Мои родители долго наводили справки относительно всех ответвлений рода Мабий, о которых только слышали, и в результате установили, что имеют с родителями Элизабет каких-то общих знакомых. Месье Мабий был очень высокопоставленный инженер путей сообщения. Его жена, урожденная Ларивьер, принадлежала к династии воинствующих католиков; у нее было девять человек детей, кроме того, она углубленно изучала произведения святого Фомы Аквинского. Время от времени мадам Мабий появлялась в нашей школе на улице Жакоб. Это была красивая сорокалетняя дама, черноволосая, с огненным взглядом и неизменной улыбкой на устах; вокруг шеи она носила бархатную ленту, заколотую старинной брошкой. Свою царственную непринужденность она смягчала подчеркнутой любезностью. Маму она очаровала тем, что назвала ее «мадам, голубушка» и отметила, что та больше походит на мою старшую сестру, нежели на мать. Нам с Элизабет разрешили играть вместе и ходить друг к другу в гости.
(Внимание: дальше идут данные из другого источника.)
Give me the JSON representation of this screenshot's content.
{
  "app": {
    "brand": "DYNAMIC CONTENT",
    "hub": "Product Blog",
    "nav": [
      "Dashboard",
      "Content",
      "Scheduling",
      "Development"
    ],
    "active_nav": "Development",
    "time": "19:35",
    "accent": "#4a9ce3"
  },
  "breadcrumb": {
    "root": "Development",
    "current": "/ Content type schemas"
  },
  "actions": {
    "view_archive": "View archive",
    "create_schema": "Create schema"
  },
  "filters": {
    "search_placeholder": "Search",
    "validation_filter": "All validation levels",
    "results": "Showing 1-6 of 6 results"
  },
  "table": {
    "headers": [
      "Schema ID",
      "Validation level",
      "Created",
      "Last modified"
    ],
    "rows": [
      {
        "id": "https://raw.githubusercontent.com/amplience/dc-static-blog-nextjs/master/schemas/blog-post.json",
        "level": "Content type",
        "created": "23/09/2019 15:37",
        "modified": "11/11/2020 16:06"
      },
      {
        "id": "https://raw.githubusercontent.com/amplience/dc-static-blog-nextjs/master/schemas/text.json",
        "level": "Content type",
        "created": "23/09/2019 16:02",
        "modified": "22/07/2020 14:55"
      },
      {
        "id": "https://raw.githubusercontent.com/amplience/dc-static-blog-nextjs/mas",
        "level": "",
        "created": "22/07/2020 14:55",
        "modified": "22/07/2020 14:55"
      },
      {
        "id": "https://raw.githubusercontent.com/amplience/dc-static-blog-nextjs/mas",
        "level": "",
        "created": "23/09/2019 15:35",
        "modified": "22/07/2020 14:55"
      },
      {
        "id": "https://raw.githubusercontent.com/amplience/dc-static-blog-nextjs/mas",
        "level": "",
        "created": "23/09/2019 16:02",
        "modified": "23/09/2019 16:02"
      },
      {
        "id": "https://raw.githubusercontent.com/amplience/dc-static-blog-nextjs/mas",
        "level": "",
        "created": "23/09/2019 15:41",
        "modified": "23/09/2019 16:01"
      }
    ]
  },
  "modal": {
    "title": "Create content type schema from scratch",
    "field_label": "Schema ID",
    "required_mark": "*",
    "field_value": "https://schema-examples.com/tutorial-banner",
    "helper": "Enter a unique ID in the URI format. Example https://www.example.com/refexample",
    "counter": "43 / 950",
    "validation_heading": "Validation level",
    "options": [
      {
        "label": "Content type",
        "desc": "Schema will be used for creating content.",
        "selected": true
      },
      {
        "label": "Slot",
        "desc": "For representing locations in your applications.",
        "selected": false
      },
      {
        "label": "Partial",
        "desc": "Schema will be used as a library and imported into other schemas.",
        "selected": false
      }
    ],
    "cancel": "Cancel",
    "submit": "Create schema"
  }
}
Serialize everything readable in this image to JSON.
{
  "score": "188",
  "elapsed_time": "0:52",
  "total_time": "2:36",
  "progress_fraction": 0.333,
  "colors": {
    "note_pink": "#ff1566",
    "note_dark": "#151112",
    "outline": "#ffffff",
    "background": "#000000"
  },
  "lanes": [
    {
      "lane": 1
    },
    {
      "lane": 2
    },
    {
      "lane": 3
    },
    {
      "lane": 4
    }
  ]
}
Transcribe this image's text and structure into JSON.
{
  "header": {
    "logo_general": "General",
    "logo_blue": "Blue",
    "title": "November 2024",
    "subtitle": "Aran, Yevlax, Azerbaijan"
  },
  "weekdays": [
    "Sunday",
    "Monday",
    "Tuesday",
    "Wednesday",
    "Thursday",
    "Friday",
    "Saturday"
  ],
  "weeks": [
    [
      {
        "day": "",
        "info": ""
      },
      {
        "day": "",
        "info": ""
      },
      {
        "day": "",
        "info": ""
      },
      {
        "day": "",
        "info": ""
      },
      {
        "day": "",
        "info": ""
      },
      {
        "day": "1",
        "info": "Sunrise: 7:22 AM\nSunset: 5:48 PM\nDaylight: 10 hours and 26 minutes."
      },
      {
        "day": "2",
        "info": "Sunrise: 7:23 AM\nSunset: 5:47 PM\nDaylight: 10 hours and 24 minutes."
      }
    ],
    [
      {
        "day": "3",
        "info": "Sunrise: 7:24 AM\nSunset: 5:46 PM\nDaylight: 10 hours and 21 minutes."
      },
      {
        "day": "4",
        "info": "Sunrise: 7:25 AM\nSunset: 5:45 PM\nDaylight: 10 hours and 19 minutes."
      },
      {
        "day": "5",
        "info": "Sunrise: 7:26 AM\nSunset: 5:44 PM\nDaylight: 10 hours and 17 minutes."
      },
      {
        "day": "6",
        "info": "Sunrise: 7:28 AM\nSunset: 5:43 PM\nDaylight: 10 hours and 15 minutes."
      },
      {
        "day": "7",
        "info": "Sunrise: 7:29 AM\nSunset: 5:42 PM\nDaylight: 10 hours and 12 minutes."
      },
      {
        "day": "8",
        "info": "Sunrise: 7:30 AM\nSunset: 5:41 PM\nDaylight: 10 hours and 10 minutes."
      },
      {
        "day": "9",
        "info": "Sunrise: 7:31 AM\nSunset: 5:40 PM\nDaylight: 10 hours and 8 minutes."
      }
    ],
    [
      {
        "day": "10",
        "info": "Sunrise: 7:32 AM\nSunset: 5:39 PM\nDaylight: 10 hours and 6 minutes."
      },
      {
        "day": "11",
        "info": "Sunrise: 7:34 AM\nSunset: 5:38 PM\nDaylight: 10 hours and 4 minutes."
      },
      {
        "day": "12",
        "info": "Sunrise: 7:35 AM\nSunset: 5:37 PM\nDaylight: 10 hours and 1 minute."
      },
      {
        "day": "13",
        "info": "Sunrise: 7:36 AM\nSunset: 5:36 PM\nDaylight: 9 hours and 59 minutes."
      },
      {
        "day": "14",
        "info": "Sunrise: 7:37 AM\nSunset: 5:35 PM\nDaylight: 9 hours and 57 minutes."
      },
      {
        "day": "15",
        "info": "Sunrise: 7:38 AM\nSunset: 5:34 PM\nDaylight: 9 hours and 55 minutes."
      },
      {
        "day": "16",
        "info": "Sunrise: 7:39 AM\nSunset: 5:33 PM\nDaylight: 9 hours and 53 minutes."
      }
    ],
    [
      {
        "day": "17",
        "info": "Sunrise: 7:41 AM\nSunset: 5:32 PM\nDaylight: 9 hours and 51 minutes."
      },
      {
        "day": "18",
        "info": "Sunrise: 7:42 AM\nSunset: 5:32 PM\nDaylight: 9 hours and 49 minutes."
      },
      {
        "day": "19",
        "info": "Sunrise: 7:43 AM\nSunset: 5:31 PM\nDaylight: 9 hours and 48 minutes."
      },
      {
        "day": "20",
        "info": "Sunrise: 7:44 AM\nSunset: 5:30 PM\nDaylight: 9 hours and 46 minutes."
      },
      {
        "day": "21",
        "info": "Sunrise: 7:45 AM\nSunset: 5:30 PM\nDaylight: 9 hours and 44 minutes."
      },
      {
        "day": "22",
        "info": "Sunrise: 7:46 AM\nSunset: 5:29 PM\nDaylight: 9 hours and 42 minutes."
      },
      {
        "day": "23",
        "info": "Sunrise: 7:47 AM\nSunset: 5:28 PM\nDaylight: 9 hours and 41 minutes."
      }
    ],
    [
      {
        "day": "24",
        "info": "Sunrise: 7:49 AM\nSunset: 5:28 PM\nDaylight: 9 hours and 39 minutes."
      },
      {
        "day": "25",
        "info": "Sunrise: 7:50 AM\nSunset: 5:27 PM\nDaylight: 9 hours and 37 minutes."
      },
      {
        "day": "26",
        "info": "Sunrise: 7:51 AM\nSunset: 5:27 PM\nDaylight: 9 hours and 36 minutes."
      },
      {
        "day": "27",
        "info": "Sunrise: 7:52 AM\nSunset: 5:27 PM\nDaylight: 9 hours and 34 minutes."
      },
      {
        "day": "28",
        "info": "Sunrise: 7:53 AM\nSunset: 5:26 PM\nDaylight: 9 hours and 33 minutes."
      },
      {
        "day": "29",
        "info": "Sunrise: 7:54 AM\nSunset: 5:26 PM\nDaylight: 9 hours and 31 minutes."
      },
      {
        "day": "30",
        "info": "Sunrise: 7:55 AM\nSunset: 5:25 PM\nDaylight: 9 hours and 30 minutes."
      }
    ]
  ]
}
Когда мы с сестрой впервые пришли на улицу Варенн, то были страшно напуганы. У Элизабет, которую близкие называли Заза, были старшая сестра, старший брат, шестеро младших братьев и сестер, а также армия кузенов и их приятелей. Все это с гиканьем бегало, прыгало, дралось, лазило по столам и роняло мебель. Ближе к вечеру в гостиную входила мадам Мабий; она поднимала упавший стул, с улыбкой вытирала кому-нибудь потный лоб; к моему удивлению, она не обращала внимания на шишки, пятна и разбитые тарелки; она никогда не сердилась. Мне не очень нравились эти сумасшедшие игры, Заза от них тоже уставала. Тогда мы спасались в кабинете месье Мабийя и беседовали. Это было совершенно новое удовольствие. Мои родители со мной говорили, и я говорила с ними, но мы никогда друг с другом не беседовали; между мной и сестрой тоже не было достаточной дистанции для обмена мнениями. С Зазой мы вели настоящие беседы, как папа с мамой по вечерам. Мы разговаривали о школе, книгах, приятельницах, преподавателях, о том, что знали о мире, — но только не о себе. Наши беседы никогда не выливались в откровения. Мы не позволяли себе ни малейшей фамильярности: церемонно обращались друг к другу на «вы» и никогда не целовались — разве что в письмах.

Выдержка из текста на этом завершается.